仮に数か月間、翌月繰越が減少傾向にあるなら、経営改善計画を立てつつ、金融機関からの融資も考慮してください。融資を受ければ、資金ショートに陥る事態を避けることができます。
営業収支がマイナスになっていないか
資金繰り表を見るときは、営業収支がマイナスになっていないかも確認しましょう。営業収支がマイナスになっていると、資金を活用できていないということになるからです。
営業収入がマイナスになる原因は、会社の経営状態によって異なります。営業活動に費やしている費用に比べて商品単価が安くて収支が釣り合っていない、売掛金の回収が遅くて買掛金の支払が早いなど、様々な視点で考察をしましょう。
営業収支を改善するには、「商品単価を上げる」「無駄な経費を削減する」など様々な方法があります。ただし、売掛金の回収を早くして買掛金の支払を遅くするなどは、取引先に不信をもたらす可能性があるので、できるかぎり行わない方がいいでしょう。
営業収支を改善するときは、企業努力で改善できる箇所がないかという視点を重視して検討してみてください。
営業収支が減って財務収支が増えていないか
財務収支の金額が増えていないかどうかも、資金繰り表で確認しましょう。財務収支には借入金と借入返済金などが含まれているので、借入金などが原因で財務収支が増えているときは返済しなければいけないお金が増えていることになるからです。
とくに問題となるのは、慢性的な営業赤字を借入金で補っているときです。一時的に営業収支が赤字になっているだけなら問題ありませんが、過去数か月にわたって赤字が続いていて、かつ財務収支が増えている状態のときはと経営がうまくいっていないと考えた方がいいでしょう。
営業収支の赤字を借入金でごまかしながら経営を続けてしまうと、借入金を返済できない事態になりかねません。最終的に債務不履行に陥って倒産する恐れもあります。
財務収支が営業収支の赤字を長期間上回っているときは、経営を改善するほかに、状況によっては返済スケジュールの変更も検討しましょう。返済スケジュールを変更することで、一度の返済額が減額されれば、経営の立て直しを図ることもできるようになります。
資金繰り表を自力で作れないときは専門家に依頼することも検討する
資金繰り表を自力で作れないときは、専門家に依頼することも検討してください。資金繰り表は必要な項目を適切に入力しなければ、会社の経営状態を正確に把握することができないからです。

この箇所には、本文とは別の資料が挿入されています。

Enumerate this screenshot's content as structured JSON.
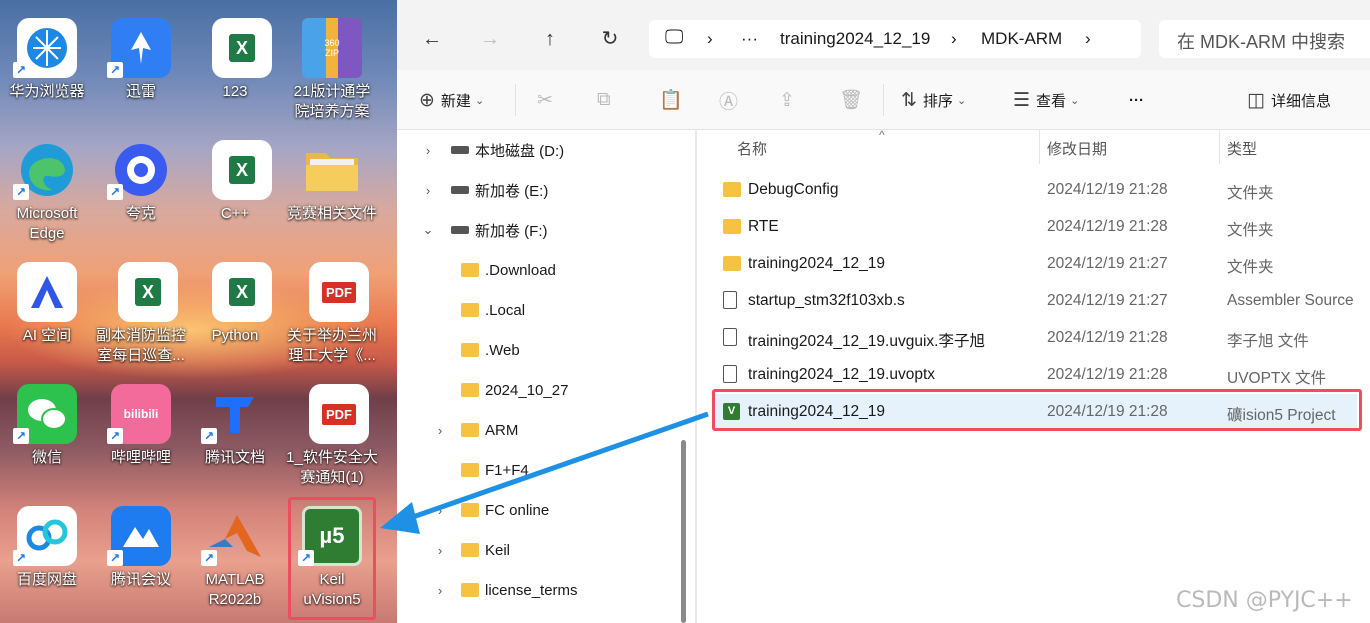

とくに、参照する書類の見方などは、慣れていないとミスを起こしやすく、間違った金額の入力につながりやすいです。ミスに気が付けなければ、資金繰り表全体が間違った表になってしまいます。
税理士などの専門家に資金繰り表の作成を依頼すれば、費用は掛かりますが、会社の状態に合わせて適切な資金繰り表の作成が可能ですし、経営改善のアドバイスを受けることもできるでしょう。資金繰り表の作成が難しいと思ったら、一人で悩まずに一度専門家に相談してみてください。